Published online Jul 8, 2015. doi: 10.4254/wjh.v7.i13.1742
Peer-review started: February 2, 2015
First decision: April 10, 2015
Revised: May 6, 2015
Accepted: June 18, 2015
Article in press: June 19, 2015
Published online: July 8, 2015
Hepatocellular carcinoma (HCC) is among the most common cancer types and causes of cancer related mortality worldwide. Almost 50% of all HCC cases globally are attributable to chronic hepatitis B virus (HBV) infection. The incidence rates of HCC in untreated Asian subjects with HBV infection was estimated to be 0.2% in inactive carriers, 0.6% for those with chronic hepatitis without cirrhosis, and 3.7% for those with compensated cirrhosis. In Western populations, HCC incidences are reported to be 0.02% in inactive carriers, 0.3% in subjects with chronic hepatitis without cirrhosis, and 2.2% in subjects with compensated cirrhosis. Despite effective antiviral treatment options which are able to transform chronic hepatitis into an inactive carrier state, the risk of HCC cannot be fully ruled out to exclude those patients from surveillance. Newer nucleos(t)ide analogues (NAs) as entecavir and tenofovir are very potent in terms of sustained virological suppression which leads to improved liver histology. However, they do not have any influence on the cccDNA or integrated DNA of HBV in the liver. Nonetheless, viral replication is the only modifiable component among the established risk factors for HBV-related HCC with the current treatment options. In this review, it was aimed to summarize cumulative evidence behind the concept of prevention of HBV related HCC by NAs, and to discuss remaining obstacles to eliminate the risk of HCC.

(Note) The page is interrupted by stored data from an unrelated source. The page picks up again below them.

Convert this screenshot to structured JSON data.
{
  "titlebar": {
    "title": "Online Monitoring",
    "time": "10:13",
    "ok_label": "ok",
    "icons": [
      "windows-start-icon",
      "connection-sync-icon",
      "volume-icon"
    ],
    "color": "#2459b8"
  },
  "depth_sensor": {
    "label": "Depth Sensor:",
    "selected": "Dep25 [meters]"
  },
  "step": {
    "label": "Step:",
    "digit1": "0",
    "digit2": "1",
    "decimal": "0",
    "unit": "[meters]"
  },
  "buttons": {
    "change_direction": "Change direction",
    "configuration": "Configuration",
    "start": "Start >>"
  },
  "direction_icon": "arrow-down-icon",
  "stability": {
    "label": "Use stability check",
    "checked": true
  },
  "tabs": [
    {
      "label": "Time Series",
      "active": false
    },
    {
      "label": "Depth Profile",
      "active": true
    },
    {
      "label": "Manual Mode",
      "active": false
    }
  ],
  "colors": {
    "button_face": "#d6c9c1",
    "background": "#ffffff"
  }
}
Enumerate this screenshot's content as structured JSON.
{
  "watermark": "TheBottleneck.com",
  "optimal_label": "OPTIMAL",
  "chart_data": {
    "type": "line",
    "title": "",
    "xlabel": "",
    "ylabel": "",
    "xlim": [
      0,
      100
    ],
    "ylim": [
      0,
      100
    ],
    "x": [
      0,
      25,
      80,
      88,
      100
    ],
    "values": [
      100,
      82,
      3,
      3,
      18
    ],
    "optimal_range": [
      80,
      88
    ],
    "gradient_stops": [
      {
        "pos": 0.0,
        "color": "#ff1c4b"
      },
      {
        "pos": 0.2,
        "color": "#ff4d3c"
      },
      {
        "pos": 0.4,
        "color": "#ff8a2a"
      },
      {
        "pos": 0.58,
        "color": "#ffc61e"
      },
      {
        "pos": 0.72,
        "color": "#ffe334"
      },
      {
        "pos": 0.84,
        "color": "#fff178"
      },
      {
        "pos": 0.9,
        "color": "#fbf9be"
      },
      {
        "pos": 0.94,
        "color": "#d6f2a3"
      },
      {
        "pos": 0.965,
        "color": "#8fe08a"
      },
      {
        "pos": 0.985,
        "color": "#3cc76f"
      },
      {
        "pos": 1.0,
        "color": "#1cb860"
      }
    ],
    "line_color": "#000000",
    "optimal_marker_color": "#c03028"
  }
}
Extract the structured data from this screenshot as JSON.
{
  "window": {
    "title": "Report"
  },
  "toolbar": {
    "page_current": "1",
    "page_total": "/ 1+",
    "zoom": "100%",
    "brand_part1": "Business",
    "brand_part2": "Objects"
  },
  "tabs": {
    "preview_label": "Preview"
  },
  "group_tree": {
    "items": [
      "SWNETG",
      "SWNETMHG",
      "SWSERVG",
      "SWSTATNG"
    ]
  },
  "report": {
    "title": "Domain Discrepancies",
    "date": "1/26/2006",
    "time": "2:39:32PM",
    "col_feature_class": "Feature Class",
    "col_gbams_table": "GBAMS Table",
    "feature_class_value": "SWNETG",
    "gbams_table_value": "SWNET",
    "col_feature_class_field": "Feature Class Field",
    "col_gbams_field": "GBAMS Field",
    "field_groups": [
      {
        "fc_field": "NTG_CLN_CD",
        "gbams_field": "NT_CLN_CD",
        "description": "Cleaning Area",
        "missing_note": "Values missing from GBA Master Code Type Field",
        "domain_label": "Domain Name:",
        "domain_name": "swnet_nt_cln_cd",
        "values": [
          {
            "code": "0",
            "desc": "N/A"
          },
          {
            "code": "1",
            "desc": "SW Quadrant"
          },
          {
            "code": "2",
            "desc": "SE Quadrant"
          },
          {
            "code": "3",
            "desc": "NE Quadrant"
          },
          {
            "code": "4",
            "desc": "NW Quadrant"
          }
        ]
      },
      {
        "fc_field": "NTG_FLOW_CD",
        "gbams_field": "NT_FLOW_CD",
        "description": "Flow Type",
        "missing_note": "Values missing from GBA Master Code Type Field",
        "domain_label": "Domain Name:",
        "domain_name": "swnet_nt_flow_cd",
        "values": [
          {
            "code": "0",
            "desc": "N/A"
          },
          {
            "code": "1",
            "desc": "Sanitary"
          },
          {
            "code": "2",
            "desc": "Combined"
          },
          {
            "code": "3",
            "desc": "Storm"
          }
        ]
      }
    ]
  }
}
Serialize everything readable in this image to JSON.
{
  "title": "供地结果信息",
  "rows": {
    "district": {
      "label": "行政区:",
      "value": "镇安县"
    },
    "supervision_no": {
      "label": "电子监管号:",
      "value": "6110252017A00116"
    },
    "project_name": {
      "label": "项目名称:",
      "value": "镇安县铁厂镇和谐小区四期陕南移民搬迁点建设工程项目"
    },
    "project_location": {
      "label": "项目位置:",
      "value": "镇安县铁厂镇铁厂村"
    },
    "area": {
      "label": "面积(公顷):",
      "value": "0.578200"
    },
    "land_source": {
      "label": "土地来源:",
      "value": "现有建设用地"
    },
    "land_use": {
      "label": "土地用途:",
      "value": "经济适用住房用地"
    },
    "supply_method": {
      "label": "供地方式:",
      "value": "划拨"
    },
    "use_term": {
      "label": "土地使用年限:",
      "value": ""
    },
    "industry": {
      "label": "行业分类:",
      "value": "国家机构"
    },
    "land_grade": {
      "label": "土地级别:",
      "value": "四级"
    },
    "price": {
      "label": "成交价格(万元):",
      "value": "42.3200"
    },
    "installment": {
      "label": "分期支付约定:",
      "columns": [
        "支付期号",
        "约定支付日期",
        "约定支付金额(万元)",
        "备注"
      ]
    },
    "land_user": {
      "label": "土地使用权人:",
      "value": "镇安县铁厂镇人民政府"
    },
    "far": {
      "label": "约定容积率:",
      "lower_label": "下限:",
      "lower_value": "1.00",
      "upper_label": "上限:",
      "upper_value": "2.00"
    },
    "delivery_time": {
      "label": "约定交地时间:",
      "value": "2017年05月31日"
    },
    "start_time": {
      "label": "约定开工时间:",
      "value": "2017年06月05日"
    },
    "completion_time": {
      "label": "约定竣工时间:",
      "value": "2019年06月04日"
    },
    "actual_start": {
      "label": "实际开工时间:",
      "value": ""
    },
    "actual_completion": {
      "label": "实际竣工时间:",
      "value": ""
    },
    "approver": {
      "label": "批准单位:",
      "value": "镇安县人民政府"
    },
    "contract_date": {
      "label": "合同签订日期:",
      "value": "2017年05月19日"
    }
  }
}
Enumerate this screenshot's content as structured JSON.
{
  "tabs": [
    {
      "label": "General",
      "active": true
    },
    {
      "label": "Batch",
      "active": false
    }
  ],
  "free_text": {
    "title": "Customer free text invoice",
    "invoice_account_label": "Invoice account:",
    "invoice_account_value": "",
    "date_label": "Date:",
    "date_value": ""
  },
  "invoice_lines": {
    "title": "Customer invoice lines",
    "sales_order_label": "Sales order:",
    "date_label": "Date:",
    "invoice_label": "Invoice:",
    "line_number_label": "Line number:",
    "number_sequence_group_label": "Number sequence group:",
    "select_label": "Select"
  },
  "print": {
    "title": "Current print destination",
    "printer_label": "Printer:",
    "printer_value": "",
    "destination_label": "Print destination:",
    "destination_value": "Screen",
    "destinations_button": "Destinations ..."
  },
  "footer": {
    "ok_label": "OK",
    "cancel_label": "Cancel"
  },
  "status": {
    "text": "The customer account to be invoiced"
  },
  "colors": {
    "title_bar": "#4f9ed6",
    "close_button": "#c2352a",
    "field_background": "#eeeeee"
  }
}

Core tip: After the introduction of potent nucleos(t)ide analogues with high genetic barrier to resistance, maintaining long-term virological suppression is achievable in almost all patients with chronic hepatitis B. The currently recommended first-line antiviral drugs, entecavir and tenofovir, can significantly reduce hepatocellular carcinoma (HCC) incidence, but the observed risk under efficient therapy is not zero in the long-term. There are established risk factors including age, gender, family history, low platelet levels, presence of cirrhosis or severity of liver disease, which should be incorporated into the clinical decision making to differentiate those patients under risk of developing HCC.